Mann, mit meinem Geburtstag hatte er recht gehabt. Also kannte er doch einen winzigen Bruchteil meines Leben. 
"Ich geb dir 60 Sekunden. Zeit läuft", bestimmte ich. 
"Wilhelmina, ich weiß nicht, wie ich es dir erklären soll. Ich weiß nur, dass es mir extrem leid tut. Aber ich kann nichts dafür, du weißt ganz genau, dass das hier meine Arbeit ist. Wenn Varo vorbei ist, kannst du gerne in Wien vorbeikommen, ehrlich", bot er an. 
"Und warum sollten wir uns in Varo nicht begegnen? Angst?", meinte ich hinterfotzig. "Ich will dich nicht töten. Auch wenn's nur ingame ist", stellte er klar. 
Davon ließ ich mich aber nicht beeindrucken, dass er mir das nicht antun wollte. "Das ist Varo. Da wird nicht drauf geachtet, welches Verhältnis man zueinander hat. Hier sind alle Gegner, bis auf seine Teampartner. Und meiner ist Mike und deiner ist Bastian. 
"Kannst du's dir nicht trotzdem überlegen?", bat Rafi vorsichtig. "Eventuell", ich atmete kurz durch, "aber erst, wenn Varo vorbei ist." "Dann halt ich mich auch nicht zurück mit Kämpfen bei euch." Ich glaube, er wollte bedrohlich klingen, aber das konnte er genauso gut wie ich - nämlich gar nicht. 
"Aber mach nicht direkt am Anfang. Da fehlt der Kick", bat ich noch. "Ok", es überraschte mich, dass er einverstanden war, "vielleicht kann man ja noch reden." 
"Wenn du mich erkennst. Naja, bis morgen dann. Schönen Tag noch", ich grinste heimtückisch. Die Chancen, dass er mich erkannte, waren solange gering, bis er Mike nicht entdeckte. Danach wäre ich aufgeschmissen. "Servus", verabschiedete mein Bruder sich, und ich musste lachen, weil es sich so witzig aus seinem Mund anhörte. 

Danach ging ich in die Wohnküche und somit auch zu Mike zurück. Kaum hatte ich mich auf die Couch gesetzt, sprang Mike neben mich und legte sich hin. Es fehlten wenige Zentimeter und ich hätte seine Zehen in meinem Gesicht gehabt, also schob ich seine Beine vorsichtig runter. 
"Wie ist es gelaufen?" Mike sah mich neugierig an. "Ging", ich antwortete kurz, "haben aber alles geklärt."

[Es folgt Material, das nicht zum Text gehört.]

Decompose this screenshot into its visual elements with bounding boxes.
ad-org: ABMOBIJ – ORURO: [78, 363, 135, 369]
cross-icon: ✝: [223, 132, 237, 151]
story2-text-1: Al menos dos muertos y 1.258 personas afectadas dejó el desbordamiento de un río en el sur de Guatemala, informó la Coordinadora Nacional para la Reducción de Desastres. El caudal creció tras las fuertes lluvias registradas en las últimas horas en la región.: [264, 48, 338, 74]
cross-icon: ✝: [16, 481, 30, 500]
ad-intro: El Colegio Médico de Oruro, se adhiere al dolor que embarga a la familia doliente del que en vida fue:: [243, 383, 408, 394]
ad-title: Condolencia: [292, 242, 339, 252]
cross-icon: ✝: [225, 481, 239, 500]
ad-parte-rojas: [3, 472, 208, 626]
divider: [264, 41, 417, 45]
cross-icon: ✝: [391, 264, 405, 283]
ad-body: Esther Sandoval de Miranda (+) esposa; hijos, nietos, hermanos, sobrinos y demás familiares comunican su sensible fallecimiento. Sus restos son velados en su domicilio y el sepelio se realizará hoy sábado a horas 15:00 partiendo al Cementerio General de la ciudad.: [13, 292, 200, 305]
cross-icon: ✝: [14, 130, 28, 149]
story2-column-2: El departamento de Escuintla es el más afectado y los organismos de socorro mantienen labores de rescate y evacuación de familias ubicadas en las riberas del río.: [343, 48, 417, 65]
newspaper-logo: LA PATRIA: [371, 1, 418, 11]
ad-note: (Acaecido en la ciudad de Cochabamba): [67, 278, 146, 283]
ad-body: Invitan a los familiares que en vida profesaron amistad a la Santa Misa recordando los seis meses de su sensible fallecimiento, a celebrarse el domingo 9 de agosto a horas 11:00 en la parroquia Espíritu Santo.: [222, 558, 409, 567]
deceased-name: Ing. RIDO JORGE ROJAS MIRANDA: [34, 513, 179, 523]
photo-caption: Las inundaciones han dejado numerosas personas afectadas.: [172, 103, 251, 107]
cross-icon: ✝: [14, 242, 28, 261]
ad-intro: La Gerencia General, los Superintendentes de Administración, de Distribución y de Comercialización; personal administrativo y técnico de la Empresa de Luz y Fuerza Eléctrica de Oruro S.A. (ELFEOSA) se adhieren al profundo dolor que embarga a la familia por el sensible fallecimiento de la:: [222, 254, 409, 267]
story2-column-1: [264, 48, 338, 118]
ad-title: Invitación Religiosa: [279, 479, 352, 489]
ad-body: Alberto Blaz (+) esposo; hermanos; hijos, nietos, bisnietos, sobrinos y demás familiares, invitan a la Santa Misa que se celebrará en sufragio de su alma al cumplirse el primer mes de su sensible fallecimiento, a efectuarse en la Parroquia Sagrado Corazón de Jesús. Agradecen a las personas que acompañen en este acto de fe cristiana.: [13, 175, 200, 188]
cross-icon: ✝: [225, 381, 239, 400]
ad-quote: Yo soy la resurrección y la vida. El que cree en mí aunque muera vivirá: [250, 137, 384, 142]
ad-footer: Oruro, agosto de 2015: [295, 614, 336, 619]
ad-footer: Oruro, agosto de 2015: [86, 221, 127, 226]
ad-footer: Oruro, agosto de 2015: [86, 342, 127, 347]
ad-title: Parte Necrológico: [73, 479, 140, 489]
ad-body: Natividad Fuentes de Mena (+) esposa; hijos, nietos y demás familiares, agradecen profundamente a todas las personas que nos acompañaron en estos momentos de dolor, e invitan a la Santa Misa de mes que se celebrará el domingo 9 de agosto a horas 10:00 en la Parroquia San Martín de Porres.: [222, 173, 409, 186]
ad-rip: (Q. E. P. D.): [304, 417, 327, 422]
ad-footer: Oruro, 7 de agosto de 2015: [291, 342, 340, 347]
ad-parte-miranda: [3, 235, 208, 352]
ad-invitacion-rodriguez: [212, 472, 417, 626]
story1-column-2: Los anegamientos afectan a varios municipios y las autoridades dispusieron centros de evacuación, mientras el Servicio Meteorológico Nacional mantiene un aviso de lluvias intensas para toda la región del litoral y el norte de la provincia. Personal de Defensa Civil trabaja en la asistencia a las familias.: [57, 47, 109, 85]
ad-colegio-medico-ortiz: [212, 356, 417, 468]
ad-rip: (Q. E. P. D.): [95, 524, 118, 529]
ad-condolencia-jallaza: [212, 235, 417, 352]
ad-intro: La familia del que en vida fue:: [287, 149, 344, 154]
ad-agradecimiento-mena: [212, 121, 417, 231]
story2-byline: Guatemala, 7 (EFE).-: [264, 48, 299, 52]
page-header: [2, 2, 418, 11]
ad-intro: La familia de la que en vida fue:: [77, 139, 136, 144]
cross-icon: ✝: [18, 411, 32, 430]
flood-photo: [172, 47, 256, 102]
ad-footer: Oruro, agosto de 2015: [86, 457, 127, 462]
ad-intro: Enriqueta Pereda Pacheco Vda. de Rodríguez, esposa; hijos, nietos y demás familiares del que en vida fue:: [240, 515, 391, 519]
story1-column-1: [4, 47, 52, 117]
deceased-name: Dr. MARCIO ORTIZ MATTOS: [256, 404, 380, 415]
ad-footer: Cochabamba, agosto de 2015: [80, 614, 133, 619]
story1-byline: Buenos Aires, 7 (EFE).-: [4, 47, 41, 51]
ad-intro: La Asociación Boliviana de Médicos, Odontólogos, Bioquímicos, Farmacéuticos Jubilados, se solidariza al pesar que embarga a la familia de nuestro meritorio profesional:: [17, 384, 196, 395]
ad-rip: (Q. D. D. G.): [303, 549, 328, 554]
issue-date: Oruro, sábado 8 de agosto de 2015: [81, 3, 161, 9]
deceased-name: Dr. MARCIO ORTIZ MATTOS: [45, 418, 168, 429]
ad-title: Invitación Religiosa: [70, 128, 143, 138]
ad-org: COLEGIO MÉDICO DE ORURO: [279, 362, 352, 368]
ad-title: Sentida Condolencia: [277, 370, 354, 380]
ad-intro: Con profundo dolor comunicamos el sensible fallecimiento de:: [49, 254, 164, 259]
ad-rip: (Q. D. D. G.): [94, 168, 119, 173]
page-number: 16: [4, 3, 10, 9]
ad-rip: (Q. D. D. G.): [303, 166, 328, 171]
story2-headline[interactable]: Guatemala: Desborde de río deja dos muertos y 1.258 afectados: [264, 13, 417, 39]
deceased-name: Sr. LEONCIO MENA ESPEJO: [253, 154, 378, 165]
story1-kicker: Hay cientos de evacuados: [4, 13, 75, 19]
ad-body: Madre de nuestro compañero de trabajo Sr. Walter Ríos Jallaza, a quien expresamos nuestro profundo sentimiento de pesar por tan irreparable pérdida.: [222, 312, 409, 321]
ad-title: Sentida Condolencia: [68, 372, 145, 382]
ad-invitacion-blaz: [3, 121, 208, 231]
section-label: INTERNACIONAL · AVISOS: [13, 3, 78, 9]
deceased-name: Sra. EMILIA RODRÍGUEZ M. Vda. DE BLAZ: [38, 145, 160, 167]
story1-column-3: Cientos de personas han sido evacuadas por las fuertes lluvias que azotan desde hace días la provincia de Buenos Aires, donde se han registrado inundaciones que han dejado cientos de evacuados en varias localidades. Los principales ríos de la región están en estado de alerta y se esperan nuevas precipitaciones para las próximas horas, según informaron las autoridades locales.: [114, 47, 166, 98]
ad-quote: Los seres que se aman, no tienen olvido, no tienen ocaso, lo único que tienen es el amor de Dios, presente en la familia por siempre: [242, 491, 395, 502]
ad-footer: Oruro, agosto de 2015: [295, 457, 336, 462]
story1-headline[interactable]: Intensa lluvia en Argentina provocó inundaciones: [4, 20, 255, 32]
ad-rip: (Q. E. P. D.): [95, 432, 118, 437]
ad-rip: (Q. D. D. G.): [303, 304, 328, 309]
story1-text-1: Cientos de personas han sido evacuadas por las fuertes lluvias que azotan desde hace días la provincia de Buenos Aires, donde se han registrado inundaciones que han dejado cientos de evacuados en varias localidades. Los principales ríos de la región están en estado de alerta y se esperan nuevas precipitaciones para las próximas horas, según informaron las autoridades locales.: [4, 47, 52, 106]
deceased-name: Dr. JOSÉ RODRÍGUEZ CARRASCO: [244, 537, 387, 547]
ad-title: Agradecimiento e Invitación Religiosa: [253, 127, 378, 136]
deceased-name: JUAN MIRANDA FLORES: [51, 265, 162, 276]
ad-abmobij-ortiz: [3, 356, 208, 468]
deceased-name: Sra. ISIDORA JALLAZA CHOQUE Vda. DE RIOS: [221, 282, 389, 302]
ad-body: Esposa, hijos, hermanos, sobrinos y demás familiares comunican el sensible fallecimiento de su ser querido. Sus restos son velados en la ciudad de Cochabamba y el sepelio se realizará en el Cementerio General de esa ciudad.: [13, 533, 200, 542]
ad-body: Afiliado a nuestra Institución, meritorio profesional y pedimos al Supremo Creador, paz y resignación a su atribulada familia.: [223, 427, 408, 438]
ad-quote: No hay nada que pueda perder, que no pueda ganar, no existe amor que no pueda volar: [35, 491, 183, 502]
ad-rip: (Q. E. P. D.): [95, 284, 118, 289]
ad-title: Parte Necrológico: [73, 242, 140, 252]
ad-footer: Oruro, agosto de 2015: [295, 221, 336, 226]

"Hast du Angst vor morgen?" War das jetzt so eine Art Mini-Fragenhagel? "Nicht wirklich, du?", wenn er fragen durfte, durfte ich auch zurückfragen. 

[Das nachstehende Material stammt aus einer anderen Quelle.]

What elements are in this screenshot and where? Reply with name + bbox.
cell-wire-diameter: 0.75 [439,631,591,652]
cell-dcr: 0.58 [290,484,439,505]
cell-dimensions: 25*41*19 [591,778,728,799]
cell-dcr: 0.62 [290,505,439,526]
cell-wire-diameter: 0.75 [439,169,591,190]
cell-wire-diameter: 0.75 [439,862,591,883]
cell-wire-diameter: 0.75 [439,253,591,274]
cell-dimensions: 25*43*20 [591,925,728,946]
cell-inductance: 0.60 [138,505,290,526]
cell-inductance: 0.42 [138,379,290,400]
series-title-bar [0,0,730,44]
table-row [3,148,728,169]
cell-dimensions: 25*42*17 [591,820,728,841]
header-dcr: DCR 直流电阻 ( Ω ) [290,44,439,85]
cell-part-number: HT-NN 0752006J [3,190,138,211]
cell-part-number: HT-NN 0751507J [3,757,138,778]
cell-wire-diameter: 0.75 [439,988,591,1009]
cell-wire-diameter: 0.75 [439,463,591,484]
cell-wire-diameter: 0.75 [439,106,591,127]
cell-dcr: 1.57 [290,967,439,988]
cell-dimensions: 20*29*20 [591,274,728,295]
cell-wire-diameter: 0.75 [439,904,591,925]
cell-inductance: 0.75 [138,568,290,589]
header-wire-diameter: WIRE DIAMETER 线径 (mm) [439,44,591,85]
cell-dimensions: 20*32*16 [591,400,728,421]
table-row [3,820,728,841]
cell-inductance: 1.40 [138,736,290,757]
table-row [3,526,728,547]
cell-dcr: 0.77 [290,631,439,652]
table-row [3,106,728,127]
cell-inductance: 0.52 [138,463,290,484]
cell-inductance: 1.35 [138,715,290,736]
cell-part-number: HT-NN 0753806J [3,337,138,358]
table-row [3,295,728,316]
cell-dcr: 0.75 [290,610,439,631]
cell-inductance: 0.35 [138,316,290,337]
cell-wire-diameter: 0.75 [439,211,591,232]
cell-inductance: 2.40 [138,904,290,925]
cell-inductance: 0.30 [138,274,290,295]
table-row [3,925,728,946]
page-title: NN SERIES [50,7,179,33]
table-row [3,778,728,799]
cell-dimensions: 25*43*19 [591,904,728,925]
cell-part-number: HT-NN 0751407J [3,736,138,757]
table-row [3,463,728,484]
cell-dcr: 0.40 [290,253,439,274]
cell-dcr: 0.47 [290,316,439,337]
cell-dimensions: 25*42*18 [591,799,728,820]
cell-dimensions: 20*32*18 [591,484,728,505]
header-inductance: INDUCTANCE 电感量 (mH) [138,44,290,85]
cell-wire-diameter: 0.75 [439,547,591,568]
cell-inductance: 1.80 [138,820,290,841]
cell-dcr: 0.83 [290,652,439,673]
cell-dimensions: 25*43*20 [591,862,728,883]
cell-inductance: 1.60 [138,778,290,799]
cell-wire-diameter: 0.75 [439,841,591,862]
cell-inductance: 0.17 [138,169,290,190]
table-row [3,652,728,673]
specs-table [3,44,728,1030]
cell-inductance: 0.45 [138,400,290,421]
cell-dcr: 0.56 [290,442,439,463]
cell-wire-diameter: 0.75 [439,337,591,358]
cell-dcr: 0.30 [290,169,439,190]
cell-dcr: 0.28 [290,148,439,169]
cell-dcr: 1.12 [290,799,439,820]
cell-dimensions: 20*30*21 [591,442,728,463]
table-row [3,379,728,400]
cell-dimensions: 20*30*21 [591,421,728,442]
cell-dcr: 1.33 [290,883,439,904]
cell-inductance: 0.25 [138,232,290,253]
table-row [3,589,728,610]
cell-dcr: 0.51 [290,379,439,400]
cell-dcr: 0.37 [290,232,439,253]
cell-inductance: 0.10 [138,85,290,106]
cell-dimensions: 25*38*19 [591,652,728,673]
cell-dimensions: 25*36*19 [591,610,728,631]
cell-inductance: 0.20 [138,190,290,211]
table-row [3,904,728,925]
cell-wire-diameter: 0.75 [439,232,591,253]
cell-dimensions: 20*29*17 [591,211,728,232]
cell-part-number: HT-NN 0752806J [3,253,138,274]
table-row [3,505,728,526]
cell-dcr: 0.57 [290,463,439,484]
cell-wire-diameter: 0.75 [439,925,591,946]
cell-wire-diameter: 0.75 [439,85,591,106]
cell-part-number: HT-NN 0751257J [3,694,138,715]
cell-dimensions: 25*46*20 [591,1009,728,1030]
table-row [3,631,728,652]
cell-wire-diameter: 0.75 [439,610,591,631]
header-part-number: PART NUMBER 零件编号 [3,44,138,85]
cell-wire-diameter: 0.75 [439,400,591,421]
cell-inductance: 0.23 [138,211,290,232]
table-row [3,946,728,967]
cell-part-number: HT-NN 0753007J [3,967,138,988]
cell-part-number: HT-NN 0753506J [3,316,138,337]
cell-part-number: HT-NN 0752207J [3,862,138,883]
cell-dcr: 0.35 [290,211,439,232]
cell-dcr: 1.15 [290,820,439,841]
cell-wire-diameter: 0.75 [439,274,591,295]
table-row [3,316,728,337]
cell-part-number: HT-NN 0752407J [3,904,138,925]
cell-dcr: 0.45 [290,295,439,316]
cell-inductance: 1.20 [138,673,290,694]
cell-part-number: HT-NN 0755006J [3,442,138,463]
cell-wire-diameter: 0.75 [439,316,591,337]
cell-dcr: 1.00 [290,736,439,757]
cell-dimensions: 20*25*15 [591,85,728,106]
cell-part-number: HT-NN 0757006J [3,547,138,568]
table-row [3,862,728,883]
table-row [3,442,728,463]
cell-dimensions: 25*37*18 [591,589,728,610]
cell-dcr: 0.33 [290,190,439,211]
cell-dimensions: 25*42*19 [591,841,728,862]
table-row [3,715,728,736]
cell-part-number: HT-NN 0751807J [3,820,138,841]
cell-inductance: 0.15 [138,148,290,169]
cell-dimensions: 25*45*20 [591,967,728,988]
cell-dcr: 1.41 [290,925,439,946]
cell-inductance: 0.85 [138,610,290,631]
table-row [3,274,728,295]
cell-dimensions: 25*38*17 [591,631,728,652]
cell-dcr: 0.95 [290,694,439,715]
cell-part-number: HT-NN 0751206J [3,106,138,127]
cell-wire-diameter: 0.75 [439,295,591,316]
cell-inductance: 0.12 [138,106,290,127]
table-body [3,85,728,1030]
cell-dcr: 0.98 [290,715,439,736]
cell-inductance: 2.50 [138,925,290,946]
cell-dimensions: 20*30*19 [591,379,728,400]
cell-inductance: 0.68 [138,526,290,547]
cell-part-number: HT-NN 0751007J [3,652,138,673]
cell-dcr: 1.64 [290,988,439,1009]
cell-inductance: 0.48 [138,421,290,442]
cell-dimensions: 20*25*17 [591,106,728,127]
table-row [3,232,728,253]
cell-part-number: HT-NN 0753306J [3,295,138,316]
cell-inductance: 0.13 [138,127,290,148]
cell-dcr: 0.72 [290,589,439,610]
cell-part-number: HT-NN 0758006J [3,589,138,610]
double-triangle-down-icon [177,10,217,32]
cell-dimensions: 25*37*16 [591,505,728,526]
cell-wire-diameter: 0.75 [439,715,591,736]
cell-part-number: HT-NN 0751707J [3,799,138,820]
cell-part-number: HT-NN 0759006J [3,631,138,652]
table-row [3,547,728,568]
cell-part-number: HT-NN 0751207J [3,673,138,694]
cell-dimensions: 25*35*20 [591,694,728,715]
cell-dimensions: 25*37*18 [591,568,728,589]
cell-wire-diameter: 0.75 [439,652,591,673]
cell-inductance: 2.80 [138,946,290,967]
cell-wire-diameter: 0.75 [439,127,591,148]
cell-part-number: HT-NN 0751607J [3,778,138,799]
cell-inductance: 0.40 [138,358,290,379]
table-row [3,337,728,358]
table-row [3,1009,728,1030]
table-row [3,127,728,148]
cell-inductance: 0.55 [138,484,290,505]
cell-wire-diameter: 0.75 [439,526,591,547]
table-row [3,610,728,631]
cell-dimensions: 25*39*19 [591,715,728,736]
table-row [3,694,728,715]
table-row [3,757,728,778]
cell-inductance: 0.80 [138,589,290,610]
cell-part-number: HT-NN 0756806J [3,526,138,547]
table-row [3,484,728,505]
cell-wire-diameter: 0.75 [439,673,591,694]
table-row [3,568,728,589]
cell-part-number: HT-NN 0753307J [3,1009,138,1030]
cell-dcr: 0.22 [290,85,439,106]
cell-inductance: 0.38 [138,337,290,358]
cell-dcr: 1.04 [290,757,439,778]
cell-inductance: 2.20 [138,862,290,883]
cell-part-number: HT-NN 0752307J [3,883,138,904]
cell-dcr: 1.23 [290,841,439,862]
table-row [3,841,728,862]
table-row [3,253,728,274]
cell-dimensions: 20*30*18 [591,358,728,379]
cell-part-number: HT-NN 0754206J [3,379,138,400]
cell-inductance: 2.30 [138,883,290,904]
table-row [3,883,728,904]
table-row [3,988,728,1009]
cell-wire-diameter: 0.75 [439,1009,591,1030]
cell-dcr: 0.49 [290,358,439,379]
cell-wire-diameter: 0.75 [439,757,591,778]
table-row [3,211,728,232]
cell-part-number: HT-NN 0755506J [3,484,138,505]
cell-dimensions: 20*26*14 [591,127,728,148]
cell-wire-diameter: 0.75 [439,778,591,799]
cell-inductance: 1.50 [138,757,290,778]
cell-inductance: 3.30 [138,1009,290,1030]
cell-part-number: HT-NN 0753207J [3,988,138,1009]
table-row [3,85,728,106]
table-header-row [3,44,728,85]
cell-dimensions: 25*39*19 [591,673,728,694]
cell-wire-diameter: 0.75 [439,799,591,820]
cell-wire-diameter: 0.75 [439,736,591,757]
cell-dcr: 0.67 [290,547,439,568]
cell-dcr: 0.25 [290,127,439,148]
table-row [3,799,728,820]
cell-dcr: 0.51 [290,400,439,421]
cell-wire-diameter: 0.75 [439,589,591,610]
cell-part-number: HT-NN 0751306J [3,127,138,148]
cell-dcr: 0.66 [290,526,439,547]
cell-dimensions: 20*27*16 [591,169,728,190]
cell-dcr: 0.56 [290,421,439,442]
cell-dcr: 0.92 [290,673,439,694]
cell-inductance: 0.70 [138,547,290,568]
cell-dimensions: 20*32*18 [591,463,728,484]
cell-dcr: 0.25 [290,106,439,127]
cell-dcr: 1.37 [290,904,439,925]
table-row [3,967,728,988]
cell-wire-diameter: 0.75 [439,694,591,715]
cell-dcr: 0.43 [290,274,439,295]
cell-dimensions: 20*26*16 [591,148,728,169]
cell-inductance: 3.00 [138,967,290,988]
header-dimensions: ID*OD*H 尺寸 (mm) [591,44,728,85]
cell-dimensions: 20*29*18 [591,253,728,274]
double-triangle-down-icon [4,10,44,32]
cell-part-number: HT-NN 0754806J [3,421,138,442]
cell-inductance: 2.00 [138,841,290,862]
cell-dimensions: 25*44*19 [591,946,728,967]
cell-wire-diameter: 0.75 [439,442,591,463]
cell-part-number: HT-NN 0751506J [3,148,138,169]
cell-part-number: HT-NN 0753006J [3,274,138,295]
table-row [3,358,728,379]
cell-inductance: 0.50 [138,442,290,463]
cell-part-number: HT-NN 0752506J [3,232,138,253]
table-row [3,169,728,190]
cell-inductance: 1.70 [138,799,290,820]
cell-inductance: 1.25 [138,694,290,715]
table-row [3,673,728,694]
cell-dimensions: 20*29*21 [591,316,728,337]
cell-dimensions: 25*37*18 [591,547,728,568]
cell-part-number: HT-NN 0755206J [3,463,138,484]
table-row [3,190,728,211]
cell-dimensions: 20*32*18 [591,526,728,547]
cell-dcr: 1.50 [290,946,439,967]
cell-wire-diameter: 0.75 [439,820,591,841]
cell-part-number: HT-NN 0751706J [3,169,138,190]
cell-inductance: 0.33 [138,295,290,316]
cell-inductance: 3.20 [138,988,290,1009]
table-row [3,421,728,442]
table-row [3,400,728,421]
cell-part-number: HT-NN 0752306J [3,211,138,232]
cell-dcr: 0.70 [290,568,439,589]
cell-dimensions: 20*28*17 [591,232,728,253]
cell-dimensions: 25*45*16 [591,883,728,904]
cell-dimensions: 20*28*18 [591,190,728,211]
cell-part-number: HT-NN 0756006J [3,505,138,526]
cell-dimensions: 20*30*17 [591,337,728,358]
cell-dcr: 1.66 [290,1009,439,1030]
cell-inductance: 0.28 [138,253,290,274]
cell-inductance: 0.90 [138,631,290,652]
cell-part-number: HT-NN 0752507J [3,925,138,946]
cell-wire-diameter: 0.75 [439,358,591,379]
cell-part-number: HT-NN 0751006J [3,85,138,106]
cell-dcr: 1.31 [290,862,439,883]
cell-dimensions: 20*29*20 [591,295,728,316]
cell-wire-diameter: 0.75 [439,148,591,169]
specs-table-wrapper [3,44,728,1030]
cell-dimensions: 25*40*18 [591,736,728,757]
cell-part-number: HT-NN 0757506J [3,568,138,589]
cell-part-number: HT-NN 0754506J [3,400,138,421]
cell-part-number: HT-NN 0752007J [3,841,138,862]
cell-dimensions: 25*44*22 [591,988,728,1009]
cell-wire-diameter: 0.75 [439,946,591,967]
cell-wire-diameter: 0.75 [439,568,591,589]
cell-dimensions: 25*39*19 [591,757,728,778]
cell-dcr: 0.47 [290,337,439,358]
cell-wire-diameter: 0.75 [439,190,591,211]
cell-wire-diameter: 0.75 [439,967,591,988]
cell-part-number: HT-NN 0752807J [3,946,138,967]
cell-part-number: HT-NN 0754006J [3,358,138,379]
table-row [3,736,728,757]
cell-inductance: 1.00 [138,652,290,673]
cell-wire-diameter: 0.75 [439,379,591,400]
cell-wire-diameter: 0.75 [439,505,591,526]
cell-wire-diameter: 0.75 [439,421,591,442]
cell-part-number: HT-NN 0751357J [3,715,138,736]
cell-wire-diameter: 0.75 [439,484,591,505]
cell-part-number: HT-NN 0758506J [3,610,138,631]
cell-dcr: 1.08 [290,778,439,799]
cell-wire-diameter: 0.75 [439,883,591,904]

"Nein, bin gut im PvP. Kommt jetzt n bisschen random, aber hast du dich eigentlich gezeigt?", die dritte Frage - und hoffentlich die letzte. Ich hasse es, Fragen zu beantworten. "Nein, nur per HandCam. Eigentlich plan ich auch ein FaceReveal an meinem 18., aber weiß noch nicht wo und wie", erwiderte ich. "Wenn Varo vorbei ist, kannst du ja bei mir dein FaceReveal machen - natürlich nur, wenn du willst", bot er an.  Das kam jetzt ein bisschen plötzlich. "Ich überleg's mir ok?", wollte ich sicher gehen. Er nickte. 

Dann kam er auf ein komplett anderes Thema zu sprechen: "Ich plan ein bisschen Equipment mäßiges." "Kann ich helfen?", bot ich an. "Gerne", antwortete er, während er sich aufrichtete.